After setting the exposure time, the desired anode voltage is set with the big knob. Turning this knob adjusts what voltage the regulator will be fed to the HV oscillator (14 to 35VDC). Pressing the black button will display this voltage on the nixie tubes, so it’s not just a shot in the dark every time you turn that knob. In the future I would like to add a feedback loop, having the microcontroller monitor the actual anode voltage and adjusting the oscillator accordingly.
Once things are set, the expose button is pressed and a 10 second countdown ensues. At the beginning of this countdown a small relay switches on and supplies 14V to the tube head. That 14V is then stepped down to 3.5V via a buck converter and fed to the tube’s heater.
At the end of the countdown a second relay switches on and turns powers up the HV circuit.
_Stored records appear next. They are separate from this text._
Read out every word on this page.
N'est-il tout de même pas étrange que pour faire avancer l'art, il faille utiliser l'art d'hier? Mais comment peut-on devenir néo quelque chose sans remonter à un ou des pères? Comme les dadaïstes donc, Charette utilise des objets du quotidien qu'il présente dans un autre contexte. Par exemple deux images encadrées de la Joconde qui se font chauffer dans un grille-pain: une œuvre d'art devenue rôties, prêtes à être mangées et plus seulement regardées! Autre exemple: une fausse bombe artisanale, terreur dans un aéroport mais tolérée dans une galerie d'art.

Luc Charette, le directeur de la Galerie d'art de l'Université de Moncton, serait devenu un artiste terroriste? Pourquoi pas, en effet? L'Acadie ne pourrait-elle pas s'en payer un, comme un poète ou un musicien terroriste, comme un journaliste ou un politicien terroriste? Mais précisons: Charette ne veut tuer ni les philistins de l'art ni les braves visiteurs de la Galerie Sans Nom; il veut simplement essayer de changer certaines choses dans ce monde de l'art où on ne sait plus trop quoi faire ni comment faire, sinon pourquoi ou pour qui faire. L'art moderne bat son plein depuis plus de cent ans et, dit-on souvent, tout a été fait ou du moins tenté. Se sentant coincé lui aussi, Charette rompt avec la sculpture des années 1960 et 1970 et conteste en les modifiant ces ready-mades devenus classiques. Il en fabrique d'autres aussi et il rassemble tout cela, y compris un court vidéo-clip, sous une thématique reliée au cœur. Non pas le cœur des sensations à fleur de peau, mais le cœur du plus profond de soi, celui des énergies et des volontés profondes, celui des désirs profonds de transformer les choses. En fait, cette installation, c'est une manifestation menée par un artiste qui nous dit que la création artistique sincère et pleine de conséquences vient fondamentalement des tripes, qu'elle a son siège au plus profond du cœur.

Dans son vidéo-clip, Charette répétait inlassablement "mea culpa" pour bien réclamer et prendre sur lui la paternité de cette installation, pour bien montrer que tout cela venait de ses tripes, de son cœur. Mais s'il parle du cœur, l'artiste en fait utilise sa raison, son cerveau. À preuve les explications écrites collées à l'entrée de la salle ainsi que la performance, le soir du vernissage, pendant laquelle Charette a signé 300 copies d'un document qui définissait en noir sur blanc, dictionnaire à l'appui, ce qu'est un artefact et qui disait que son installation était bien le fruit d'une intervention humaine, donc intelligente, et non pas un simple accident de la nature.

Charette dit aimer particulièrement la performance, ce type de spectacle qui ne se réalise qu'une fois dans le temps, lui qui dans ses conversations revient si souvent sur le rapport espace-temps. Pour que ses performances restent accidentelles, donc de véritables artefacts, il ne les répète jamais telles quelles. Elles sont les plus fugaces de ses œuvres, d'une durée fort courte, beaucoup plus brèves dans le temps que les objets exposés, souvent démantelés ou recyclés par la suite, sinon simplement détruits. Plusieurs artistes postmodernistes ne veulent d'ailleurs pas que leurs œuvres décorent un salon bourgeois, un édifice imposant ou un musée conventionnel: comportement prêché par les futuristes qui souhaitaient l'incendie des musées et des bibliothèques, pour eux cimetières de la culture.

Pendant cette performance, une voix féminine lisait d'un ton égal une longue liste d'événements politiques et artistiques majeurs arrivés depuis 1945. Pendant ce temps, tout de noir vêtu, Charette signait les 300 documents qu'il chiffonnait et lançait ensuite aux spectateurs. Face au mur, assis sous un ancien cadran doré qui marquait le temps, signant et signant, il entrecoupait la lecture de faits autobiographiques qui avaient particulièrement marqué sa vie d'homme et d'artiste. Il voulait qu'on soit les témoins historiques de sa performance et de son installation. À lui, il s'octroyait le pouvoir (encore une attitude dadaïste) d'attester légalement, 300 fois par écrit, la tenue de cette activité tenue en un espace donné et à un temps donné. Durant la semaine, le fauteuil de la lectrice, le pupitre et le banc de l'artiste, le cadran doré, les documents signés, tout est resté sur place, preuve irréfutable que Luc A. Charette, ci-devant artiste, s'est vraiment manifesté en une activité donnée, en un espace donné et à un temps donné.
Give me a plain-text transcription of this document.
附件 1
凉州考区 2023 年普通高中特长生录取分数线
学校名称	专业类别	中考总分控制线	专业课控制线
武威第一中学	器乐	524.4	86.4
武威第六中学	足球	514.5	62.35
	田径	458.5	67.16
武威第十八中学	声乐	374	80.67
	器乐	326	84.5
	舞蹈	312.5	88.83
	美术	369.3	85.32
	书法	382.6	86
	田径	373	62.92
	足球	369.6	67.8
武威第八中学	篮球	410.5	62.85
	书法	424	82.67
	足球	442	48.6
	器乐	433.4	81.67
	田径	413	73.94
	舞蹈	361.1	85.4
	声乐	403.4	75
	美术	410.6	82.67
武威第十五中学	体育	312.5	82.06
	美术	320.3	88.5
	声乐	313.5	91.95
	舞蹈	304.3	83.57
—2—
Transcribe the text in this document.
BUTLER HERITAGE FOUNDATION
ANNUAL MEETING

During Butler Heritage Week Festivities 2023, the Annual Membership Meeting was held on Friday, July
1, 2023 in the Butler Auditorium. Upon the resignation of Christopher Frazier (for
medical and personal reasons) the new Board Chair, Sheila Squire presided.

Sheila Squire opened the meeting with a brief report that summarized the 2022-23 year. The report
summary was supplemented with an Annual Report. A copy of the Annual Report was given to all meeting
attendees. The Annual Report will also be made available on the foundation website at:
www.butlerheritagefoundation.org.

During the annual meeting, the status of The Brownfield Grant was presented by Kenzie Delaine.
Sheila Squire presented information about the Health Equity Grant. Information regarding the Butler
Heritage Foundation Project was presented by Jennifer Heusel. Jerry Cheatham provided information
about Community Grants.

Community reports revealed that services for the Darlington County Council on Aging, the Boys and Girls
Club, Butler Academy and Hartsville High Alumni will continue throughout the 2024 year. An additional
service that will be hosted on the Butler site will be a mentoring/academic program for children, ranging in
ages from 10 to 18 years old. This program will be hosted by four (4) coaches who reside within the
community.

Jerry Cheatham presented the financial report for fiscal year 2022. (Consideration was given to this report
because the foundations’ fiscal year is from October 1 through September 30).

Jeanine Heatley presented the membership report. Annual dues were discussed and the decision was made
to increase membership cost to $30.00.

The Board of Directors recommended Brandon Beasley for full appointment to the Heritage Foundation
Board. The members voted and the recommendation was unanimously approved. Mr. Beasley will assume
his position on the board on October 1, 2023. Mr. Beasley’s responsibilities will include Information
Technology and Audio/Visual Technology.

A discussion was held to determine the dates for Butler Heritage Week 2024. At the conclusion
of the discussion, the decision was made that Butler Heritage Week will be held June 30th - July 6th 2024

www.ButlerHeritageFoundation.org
The regulator voltage is now given to a ZVS oscillator which churns out 65kHz AC. This power is then sent into a homemade transformer where it’s stepped up to 20kVAC and fed into a cockroft walton multiplier. After multiplication we are left with anywhere from 40 to 75kV (adjustable) which then gets applied to the tube’s anode and makes x-rays. Oh and yes, the CMOS microcontroller shares the same chassis ground as the 75,000V rail. During x-ray production the nixie tubes glow red and a buzz from the speaker is emitted.

X-Rays!

The performance of the machine was satisfactory, it was very capable of shining quite a lot of x-rays! I took some dosimetery measurements, but they were not very accurate as my equipment was overwhelmed by the x-ray flux.
The machine produces copious amounts of radiation, certainly enough for radiography. As an experiment, a geiger-muller tube was placed at different distances from the machine and the results recorded in this video.
As you can see by the GM tube’s screams, not only does the machine in fact work, it’s pretty scary too. At 1 foot there are >8,300 counts per second: so intense that the geiger tube doesn’t even have enough time to recover between events!

Radiography

Of course there is no point in spending years building an x-ray machine if no pictures are taken with it! Below we have two of my first radiographs: a pen and a laptop hard drive. Since lenses do not work in x-ray land, making a radiograph is a shadow process: all images must be ‘shadows’ of the subject being imaged.
X-rays are invisible and are only viewable via the use of a scintillation screen: a plastic/chemical sheet which fluoresces in the presence of ionizing radiation. Scintillation screens, or intensifying screens come in a multitude of sensitivities and colors, but the standard “fast” green one is the one most commonly available and used.